De acordo com a decisão do Tribunal de Justiça do Estado do Amapá, ficou comprovado que Gleidson Alves Barros e José Welton Barros Góes participaram de ações coordenadas para difamar o policial militar Thaison de Oliveira Viana, utilizando plataformas digitais para disseminar informações falsas.

Um dos pontos centrais do processo foi a confissão de Gleidson Alves Barros, que admitiu ter atuado na produção e divulgação dos conteúdos enquanto exercia função na Secretaria de Comunicação da Prefeitura de Macapá. Em depoimento, ele afirmou que as ações eram realizadas sob orientação do então secretário Juarez Menescal, apontado como um dos articuladores do grupo conhecido como “Artilheiros”.
Apesar da alegação de subordinação hierárquica, o magistrado destacou que a execução de atos ilícitos não afasta a responsabilidade individual.

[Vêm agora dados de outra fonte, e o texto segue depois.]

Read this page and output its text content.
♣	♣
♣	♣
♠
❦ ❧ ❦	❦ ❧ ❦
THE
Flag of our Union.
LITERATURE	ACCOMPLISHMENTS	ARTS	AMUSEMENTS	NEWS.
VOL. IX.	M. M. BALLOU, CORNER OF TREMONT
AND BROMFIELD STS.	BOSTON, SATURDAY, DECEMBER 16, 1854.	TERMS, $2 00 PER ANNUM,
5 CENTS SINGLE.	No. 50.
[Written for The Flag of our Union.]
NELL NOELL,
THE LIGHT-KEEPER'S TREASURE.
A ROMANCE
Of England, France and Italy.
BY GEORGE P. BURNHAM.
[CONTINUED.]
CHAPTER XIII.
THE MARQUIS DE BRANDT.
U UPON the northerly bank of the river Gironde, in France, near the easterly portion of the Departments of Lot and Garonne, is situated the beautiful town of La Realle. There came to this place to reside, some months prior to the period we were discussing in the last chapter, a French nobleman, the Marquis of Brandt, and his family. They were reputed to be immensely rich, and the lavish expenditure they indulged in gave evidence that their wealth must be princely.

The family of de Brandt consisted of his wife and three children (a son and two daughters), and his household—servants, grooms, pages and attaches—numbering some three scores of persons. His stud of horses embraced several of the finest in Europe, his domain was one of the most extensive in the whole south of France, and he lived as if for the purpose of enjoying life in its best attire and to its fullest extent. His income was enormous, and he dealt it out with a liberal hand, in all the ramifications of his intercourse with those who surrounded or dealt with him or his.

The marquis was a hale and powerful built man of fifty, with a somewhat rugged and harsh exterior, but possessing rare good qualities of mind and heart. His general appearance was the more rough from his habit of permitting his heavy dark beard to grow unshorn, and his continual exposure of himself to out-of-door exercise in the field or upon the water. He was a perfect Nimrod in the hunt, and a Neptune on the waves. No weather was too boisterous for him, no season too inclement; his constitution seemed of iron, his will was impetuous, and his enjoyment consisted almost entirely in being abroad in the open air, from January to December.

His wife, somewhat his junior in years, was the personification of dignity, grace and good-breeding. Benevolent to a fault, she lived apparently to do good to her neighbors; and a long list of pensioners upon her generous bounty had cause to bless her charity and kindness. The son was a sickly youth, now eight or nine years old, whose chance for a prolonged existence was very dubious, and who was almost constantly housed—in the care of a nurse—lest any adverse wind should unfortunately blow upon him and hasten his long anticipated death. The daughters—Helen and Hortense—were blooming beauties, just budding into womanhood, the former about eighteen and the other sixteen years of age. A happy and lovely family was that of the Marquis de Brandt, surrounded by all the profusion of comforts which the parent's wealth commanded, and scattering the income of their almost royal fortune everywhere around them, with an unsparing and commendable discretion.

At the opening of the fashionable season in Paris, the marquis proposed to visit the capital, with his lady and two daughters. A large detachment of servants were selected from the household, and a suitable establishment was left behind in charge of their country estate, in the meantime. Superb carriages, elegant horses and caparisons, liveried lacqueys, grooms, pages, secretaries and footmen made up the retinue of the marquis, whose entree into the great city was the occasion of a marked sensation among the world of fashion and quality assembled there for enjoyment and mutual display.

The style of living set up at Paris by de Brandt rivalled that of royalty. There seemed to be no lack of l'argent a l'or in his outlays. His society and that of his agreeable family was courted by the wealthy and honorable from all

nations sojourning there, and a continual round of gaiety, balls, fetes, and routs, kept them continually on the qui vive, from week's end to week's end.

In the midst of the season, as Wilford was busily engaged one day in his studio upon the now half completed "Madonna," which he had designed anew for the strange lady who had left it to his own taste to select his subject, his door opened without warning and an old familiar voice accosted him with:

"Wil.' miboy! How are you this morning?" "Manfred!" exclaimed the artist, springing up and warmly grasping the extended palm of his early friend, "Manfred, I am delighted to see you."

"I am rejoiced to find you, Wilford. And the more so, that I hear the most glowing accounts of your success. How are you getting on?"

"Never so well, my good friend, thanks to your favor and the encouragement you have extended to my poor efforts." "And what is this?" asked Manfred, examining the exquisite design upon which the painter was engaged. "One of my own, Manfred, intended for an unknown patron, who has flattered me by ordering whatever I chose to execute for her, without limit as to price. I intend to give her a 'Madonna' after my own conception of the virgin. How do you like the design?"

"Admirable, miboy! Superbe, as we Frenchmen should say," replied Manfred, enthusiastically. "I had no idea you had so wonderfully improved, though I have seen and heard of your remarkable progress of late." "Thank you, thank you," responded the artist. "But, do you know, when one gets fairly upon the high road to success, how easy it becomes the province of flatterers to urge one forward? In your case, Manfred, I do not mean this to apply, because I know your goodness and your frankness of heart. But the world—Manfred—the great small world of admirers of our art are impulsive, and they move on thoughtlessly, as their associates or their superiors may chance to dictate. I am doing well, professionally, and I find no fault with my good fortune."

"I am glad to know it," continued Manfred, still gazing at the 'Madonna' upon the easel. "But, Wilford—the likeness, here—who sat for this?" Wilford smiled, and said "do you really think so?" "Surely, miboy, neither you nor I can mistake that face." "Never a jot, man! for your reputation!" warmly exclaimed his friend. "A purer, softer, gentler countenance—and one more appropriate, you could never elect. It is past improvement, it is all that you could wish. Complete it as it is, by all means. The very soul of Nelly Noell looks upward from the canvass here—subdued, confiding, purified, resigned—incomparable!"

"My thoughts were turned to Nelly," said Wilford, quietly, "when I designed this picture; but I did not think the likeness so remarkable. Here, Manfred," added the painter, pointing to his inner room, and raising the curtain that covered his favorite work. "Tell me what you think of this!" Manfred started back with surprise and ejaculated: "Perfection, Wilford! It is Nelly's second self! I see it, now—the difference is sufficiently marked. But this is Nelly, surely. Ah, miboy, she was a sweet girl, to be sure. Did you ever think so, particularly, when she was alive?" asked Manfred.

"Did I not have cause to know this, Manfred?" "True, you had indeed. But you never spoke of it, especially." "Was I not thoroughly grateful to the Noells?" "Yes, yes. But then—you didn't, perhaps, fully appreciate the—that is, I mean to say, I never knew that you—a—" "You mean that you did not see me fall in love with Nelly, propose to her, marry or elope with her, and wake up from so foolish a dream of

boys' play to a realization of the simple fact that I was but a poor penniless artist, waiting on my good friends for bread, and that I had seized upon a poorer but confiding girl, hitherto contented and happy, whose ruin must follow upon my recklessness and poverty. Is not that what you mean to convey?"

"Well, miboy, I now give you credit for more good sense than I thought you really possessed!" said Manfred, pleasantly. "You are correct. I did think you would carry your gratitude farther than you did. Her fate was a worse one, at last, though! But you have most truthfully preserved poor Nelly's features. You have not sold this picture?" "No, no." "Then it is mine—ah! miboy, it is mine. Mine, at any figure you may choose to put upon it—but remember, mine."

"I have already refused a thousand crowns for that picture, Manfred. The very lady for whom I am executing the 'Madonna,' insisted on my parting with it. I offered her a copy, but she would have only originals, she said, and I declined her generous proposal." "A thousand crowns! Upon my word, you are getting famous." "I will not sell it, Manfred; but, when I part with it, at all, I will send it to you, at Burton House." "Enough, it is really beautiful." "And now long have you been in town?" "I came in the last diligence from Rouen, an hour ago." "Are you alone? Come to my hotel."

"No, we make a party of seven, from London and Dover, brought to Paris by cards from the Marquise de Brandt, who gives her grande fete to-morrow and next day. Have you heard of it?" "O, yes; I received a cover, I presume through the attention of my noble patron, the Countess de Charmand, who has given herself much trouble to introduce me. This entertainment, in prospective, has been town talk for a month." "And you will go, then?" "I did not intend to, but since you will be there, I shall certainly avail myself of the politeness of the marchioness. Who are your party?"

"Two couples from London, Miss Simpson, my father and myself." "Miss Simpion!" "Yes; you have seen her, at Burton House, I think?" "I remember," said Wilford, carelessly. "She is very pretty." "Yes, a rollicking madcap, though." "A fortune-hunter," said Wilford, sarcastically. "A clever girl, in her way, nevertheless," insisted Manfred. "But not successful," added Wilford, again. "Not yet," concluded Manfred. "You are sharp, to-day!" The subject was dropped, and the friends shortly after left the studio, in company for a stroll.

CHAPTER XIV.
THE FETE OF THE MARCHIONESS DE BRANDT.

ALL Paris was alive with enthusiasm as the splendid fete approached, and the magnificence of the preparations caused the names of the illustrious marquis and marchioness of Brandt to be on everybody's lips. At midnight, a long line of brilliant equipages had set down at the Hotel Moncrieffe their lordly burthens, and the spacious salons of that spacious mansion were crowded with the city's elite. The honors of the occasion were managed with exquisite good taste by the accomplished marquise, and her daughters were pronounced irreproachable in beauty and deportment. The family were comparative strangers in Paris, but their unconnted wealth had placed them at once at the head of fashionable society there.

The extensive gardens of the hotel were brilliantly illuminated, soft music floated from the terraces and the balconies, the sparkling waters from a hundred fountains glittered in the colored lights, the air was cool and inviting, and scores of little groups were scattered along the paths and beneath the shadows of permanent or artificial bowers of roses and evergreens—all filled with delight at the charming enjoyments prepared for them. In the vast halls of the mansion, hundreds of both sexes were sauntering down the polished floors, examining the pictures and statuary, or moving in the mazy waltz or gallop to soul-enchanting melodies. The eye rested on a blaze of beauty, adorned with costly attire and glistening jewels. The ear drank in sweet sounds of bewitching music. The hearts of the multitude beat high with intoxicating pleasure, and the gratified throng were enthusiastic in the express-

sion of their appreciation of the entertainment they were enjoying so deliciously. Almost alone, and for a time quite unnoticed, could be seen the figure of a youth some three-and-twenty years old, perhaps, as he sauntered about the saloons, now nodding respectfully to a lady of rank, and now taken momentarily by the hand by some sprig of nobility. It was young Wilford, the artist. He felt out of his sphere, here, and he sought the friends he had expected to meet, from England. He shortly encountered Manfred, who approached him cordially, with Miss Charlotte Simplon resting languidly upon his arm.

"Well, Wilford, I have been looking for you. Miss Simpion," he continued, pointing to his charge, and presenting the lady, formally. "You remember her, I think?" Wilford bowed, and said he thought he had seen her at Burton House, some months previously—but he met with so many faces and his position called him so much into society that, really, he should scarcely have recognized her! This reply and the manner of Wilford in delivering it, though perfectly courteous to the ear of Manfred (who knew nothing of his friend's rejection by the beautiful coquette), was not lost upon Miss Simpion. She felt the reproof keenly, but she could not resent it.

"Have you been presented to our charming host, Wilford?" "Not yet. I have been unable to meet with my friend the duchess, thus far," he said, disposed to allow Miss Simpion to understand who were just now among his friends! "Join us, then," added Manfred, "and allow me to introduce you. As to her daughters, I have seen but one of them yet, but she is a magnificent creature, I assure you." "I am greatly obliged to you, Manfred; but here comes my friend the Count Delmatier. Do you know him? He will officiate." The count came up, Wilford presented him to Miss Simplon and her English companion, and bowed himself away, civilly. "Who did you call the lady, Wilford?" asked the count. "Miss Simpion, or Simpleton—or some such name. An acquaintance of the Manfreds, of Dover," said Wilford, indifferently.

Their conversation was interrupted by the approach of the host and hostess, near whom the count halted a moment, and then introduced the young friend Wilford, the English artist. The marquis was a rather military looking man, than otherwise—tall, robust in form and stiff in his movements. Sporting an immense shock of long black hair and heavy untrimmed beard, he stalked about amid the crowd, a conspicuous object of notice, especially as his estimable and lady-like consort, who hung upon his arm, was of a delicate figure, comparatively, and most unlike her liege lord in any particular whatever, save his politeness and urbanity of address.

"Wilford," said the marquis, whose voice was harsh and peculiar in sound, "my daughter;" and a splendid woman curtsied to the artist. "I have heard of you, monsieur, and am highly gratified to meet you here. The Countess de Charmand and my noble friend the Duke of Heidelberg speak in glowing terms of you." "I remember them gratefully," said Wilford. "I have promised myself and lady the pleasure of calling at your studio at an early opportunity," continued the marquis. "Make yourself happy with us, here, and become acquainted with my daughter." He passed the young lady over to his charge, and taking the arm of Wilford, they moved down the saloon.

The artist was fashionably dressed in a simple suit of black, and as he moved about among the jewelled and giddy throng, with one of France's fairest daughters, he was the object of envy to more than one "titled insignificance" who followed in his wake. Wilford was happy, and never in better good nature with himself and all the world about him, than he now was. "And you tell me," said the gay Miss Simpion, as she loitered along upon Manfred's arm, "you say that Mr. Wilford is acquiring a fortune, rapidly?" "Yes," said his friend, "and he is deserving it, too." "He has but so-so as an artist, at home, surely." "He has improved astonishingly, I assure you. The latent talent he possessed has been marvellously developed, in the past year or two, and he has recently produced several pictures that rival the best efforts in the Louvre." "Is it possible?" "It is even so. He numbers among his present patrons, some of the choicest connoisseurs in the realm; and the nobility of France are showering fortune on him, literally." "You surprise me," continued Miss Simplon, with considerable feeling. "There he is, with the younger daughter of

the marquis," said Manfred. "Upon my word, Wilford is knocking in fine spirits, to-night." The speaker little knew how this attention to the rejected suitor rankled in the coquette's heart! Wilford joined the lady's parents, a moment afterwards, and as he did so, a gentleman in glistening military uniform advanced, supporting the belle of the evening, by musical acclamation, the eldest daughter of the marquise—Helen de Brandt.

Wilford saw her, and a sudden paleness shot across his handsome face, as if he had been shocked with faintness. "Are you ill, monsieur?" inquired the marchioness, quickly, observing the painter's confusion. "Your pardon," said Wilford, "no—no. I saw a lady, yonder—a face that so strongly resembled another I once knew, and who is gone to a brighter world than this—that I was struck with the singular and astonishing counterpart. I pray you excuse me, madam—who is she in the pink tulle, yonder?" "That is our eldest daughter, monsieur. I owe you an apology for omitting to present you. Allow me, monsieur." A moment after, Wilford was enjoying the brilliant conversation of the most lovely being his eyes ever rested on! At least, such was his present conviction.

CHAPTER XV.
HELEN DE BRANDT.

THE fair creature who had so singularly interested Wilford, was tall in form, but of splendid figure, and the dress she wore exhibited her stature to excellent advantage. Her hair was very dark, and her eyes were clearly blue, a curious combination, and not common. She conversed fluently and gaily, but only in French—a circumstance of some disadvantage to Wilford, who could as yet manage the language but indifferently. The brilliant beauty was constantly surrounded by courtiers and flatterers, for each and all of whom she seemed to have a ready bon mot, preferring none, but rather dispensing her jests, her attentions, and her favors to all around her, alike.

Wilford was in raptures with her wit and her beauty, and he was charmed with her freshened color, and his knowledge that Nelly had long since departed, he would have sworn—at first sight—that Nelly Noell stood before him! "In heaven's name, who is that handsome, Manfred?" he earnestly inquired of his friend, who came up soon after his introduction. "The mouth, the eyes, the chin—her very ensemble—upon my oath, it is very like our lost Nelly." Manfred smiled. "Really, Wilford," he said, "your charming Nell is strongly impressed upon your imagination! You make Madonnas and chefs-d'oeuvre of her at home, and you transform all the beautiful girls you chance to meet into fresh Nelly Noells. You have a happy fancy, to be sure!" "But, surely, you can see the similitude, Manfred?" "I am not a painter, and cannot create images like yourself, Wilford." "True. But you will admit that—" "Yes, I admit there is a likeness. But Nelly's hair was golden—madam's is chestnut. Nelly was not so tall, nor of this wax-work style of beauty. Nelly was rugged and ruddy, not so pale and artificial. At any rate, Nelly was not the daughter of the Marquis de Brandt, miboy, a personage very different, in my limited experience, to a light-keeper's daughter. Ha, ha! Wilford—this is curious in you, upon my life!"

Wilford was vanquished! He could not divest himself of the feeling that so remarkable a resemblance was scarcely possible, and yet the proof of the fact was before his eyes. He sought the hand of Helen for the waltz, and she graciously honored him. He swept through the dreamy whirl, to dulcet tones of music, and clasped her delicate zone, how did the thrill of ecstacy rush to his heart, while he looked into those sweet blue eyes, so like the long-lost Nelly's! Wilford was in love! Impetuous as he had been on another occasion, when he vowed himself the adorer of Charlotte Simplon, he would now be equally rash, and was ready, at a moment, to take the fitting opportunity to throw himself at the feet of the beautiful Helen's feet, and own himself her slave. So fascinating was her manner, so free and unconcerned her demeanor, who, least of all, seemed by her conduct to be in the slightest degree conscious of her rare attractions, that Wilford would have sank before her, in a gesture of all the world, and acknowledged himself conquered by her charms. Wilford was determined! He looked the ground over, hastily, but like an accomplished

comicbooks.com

Segundo a sentença, houve intenção deliberada de prejudicar a imagem da vítima, configurando violação aos direitos fundamentais.
A decisão também ressaltou o impacto da campanha na reputação pessoal e profissional do policial, agravado pelo fato de ele exercer função pública, o que amplia a repercussão dos danos. Entre as medidas impostas, está a retirada de uma publicação vinculada à página “Giro Policial”, sob pena de multa em caso de descumprimento.
O processo envolvia outros investigados, mas não houve provas suficientes para responsabilizar Igor da Silva Costa, que foi absolvido. Já os administradores da página foram excluídos da ação após desistência do autor.
Na fundamentação, o juiz reforçou que a liberdade de expressão não pode ser utilizada como justificativa para a divulgação de informações falsas ou ataques à honra. A decisão se baseia em princípios constitucionais que asseguram o direito à imagem e à reparação por danos morais.
O caso ainda cabe recurso, mas a determinação de retirada do conteúdo ofensivo tem cumprimento imediato.